十分ほど経つとかなり人が増えてきた。さっそく会話の声が聞こえてくる。友達作るの早いなーと思いながら、HRが始まるまでぼーーっとしていたら教室が騒めいた。そう、奴が入ってきたのだ。
「あ!新入生代表でスピーチした人じゃん!」
「か、可愛い…」
「付き合ってください!!」
今告白するんかい。タイミングがあるだろ…男子はテンション爆上げ、女子も愛美に見惚れていた。まさに、カオス
「はーいみんな静かにしてー!HRを始めます。今日から一年間みんなの担任になりました。清水清香です。よろしくね!」
これまた綺麗な方だ。見た目からして、20代前半だろうか。ここの学校の偏差値は70で、バリバリの進学校だ。並みの教師じゃあ務まらない。恐らく難関大学に行ってたんだろう。高学歴で美人でスタイル良い。勝ち組じゃねーか。

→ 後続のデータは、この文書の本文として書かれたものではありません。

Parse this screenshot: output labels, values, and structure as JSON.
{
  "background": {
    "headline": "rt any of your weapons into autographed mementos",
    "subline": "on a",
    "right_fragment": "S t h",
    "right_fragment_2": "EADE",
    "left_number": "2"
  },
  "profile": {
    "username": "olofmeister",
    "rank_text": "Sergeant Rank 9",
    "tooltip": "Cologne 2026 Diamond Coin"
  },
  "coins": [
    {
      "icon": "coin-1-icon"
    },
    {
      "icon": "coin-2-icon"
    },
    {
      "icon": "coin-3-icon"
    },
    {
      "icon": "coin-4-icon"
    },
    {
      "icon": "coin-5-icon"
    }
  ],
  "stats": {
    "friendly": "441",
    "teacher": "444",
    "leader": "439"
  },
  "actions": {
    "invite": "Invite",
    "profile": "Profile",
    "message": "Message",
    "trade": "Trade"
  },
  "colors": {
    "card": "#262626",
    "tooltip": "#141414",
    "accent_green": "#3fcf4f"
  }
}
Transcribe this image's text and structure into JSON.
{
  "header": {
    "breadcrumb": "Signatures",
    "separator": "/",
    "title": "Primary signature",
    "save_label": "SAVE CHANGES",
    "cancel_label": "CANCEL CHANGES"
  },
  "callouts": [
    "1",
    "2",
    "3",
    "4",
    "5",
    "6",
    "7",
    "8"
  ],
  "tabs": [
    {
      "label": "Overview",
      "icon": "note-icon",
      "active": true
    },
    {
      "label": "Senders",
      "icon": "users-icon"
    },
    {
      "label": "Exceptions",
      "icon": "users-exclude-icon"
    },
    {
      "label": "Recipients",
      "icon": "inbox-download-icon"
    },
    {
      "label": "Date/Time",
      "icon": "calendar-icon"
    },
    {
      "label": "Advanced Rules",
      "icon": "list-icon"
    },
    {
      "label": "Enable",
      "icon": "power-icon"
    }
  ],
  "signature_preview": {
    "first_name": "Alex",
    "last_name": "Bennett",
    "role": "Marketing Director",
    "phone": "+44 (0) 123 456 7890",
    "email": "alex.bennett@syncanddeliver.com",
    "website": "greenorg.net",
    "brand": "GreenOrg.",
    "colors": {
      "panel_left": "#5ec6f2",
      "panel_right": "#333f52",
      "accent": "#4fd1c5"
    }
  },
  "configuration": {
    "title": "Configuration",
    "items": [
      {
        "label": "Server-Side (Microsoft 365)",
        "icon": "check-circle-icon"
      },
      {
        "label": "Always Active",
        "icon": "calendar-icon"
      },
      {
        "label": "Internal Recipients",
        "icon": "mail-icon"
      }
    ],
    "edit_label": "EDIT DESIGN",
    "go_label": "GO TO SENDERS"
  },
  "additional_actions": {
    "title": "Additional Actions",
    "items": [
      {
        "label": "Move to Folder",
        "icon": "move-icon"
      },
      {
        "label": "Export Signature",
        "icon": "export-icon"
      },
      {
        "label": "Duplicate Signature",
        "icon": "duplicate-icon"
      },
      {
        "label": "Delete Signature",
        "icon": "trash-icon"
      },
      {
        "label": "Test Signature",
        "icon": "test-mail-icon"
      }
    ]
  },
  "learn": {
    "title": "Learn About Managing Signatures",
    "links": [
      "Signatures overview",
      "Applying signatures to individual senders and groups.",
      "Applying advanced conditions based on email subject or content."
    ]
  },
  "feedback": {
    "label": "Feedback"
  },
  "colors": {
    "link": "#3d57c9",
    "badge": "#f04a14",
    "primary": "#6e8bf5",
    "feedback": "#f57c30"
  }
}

「早速なんだけど、まずは自己紹介からしようか!じゃあ一番右の席の子から順番にどうぞ!」
ちなみに、教室の机は横に6縦に7の状態で並べてある。俺は右から二番目の7列目に座っている。
「桃原優美果です!みなさんこれから三年間よろしくお願いします!」
前の席の子が終わった。次は俺だ。俺の前の席に座っている子は、柔らかい笑顔でクラスの男性陣を魅了している。
「じゃあ次!」
「南雲朝陽です。みんなの役に立つように頑張ります。よろしくお願いします!」
こんな感じで良かったのかな?まあ、特に特徴ないし、平凡な感じで収まっただろ。と思ったら、クラスの男子生徒2人が反応した。
「はーいはーい。じゃあ俺の恋を叶えて!」
「何言ってんだバカ。お前の恋なんかどうでもいいわ。」
そんな冗談を言ってくれたおかけで、教室は笑いに包まれる。そのまま自己紹介が続き、そして…
「綾瀬愛美です。好きなことは、友達とお話しすることです。みんないっぱい喋ろうね!」
誰もを魅了する笑顔で自己紹介をした。男子生徒のほとんどは鼻血を出したり、顔を真っ赤に染めたりする。破壊力は抜群だったようだ。
そんなこんなでHRが終わった。
HRが終わってからクラスのみんなが愛美のところに集まって楽しく雑談していた。俺は用事があるのでさっさと帰ることにした。